Hello! Nice to meet you all :slightly_smiling_face...
# ask-the-community
g
Hello! Nice to meet you all 🙂 I was looking through the documentation and was not able to find much information about the following: • Let's assume that I want to create a setup where I have one flyte control plane and multiple flyte data planes, across multiple physical clusters. Does flyte support out of the box quota management for different teams/projects somehow? How would that work across different clusters? Also, is there already an observability stack to check the resource usage?
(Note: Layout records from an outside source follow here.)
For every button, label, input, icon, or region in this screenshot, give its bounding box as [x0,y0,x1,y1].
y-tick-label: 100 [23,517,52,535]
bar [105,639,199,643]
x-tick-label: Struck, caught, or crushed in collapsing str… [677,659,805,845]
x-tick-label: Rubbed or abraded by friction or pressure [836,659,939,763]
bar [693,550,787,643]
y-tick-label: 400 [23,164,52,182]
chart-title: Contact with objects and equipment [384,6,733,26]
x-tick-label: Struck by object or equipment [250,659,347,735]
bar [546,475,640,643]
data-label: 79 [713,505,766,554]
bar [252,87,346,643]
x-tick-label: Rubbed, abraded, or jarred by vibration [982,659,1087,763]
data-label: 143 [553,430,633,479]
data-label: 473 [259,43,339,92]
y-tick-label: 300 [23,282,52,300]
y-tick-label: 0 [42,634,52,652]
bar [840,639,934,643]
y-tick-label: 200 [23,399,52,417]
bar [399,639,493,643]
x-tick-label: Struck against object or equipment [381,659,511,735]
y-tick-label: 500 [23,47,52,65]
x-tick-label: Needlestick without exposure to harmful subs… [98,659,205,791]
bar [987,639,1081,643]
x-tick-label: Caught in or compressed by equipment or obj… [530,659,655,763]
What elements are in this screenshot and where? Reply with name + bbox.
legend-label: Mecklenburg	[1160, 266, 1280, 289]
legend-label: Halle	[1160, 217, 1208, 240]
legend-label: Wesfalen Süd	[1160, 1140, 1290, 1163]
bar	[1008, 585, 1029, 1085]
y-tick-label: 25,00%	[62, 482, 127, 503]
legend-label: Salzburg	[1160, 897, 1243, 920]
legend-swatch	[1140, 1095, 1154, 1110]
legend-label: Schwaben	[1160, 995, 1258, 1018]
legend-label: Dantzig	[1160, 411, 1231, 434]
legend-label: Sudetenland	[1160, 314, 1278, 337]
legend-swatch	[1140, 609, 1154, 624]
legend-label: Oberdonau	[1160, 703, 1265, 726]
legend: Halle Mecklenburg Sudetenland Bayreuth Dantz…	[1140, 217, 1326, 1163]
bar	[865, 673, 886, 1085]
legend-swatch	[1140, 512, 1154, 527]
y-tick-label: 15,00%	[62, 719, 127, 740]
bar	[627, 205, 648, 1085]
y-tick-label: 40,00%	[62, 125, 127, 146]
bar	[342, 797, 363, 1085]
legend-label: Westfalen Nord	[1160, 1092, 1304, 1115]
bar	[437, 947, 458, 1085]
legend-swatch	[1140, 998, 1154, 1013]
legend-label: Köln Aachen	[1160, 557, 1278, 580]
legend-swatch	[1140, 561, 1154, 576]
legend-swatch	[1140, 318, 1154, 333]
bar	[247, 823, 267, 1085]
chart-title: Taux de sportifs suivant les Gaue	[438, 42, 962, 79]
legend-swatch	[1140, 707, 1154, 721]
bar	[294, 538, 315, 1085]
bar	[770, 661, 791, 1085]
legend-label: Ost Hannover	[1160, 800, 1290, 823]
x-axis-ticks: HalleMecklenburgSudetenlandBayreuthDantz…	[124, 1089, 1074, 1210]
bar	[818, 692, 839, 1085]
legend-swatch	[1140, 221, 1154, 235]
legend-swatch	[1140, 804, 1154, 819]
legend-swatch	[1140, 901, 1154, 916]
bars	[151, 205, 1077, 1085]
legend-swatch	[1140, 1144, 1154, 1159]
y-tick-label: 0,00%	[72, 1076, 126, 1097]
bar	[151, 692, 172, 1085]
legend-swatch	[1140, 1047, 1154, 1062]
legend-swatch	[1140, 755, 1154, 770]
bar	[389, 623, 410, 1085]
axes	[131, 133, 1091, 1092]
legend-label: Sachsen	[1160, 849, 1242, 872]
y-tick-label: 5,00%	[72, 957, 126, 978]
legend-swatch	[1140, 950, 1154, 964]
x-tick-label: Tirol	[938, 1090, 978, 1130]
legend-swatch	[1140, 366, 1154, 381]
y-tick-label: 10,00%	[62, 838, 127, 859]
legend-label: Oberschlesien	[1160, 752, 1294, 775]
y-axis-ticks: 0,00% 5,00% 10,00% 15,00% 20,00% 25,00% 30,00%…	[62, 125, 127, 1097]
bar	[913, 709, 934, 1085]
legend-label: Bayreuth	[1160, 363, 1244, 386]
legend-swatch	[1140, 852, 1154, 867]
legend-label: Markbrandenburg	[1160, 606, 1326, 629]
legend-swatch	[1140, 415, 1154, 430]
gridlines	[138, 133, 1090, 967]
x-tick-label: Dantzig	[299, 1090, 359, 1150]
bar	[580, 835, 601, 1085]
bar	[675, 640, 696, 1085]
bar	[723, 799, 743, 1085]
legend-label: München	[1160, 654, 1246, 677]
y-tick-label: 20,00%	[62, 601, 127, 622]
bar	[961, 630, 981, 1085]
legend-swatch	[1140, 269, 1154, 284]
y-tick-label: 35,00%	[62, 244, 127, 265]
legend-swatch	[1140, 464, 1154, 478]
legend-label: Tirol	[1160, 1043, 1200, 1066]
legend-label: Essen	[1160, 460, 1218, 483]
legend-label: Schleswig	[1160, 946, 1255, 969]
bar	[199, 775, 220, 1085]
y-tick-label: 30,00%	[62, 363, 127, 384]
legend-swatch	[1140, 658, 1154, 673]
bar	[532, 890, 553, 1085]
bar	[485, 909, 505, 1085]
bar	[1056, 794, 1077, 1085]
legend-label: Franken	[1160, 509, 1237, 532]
Thanks!
v
Hello Flyte does let you configure resource usage quotas per project, here’s an example of one way to achieve this using flytectl cli: https://docs.flyte.org/en/latest/deployment/configuration/general.html The installation guide for multi-cluster deployments is here: https://docs.flyte.org/en/latest/deployment/deployment/multicluster.html When you register and execute workflows, you have to specify which “project” and “domain” to use. I haven’t set up multi-cluster deployments myself yet, but I’d expect that the project-wide quota would still apply, regardless of which cluster the executions are hosted on. The multicluster guide explains how it is decided which cluster an execution should be scheduled onto based on labels
g
Thanks! So basically the control plane would load balance across the data planes, ensuring that the quotas are respected (based on projects), right? What about observability of the occupancy of the clusters?
(I also saw that you can pin projects/workflows to a cluster)
j
wrt to monitoring, you can use any existing k8-native infra you might have in place to monitor task resource usage (e.g Stackdriver, Cloudwatch, Prometheus, Grafana, Datadog, etc.) and/or logs (e.g Stackdriver, Cloudwatch, Datadog, Loki, etc). that is outside the scope of Flyte. Flyte also exposes prometheus metrics for its own internal metrics.
g
Thanks @jeev, was just wondering if flyte had already something out of the box to monitor the cluster usage
j
Not sure about Flyte-internal cluster occupancy metrics unfortunately, but this can be achieved with kube-state-metrics + Prometheus.
g
Thanks. I saw that quotas can be specified for cpus and memory. Can that be done also for GPUs (count)?
v
I checked how this could be achieved for GPUs, and this section seems relevant: https://docs.flyte.org/en/latest/deployment/configuration/general.html#cluster-resources The quotas on projects use the kubernetes
ResourceQuota
resource, which is templated here: https://github.com/flyteorg/flyte/blob/master/charts/flyte-core/values.yaml#L877 According to the cluster-resources section in the configuration guide, you can create custom attributes, which can then be passed to a custom template specified in the values.yaml (assuming helm installation)
j
Yes I believe so. Anything that k8s supports in its ResourceQuota object. https://kubernetes.io/docs/concepts/policy/resource-quotas/
v
So in your case that would be something like
Copy code
- key: ab_project_resource_quota
      value: |
        apiVersion: v1
        kind: ResourceQuota
        metadata:
          name: project-quota
          namespace: {{ namespace }}
        spec:
          hard:
            limits.cpu: {{ projectQuotaCpu }}
            limits.memory: {{ projectQuotaMemory }}
            <http://limits.nvidia.com/gpu|limits.nvidia.com/gpu>: {{ projectQuotaGpu }} # this is the added line, the rest is from the default values
and
Copy code
attributes:
    projectQuotaCpu: "1000"
    projectQuotaMemory: 5Ti
    projectQuotaGpu: "100" # this is the added custom attribute
domain: development
project: flyteexamples
with
Copy code
flytectl update cluster-resource-attribute --attrFile cra.yaml
g
Amazing, thank you all for your help. Just wanted to double check that this assumption is correct:
Copy code
So basically the control plane would load balance across the data planes, ensuring that the quotas are respected (based on projects), right?
Additional question about this: I saw that flyte supports the yunikorn scheduler; that scheduler has support for gang-scheduling, hierarchical queues, fair share, etc. . If we were to use that, I'm assuming we would just need to configure that directly in each data plane cluster and that operates separately from their existing project quotas?
j
i suspect that would still respect project quotas - this is enforced by the k8s control plane. where did you hear about flyte support for yunikorn?
g
From here
j
ah ok. if im reading that correctly, that's for the kubeflow training operator. gang scheduling actually makes sense there.
i think there is definitely interest in integrating with yunikorn natively from flyte for queues and fair share, but i don't believe this is available out of the box now.
g
fair, that's ok 🙂. Just wanted to understand what we can expect from the scheduling side of things. Thanks!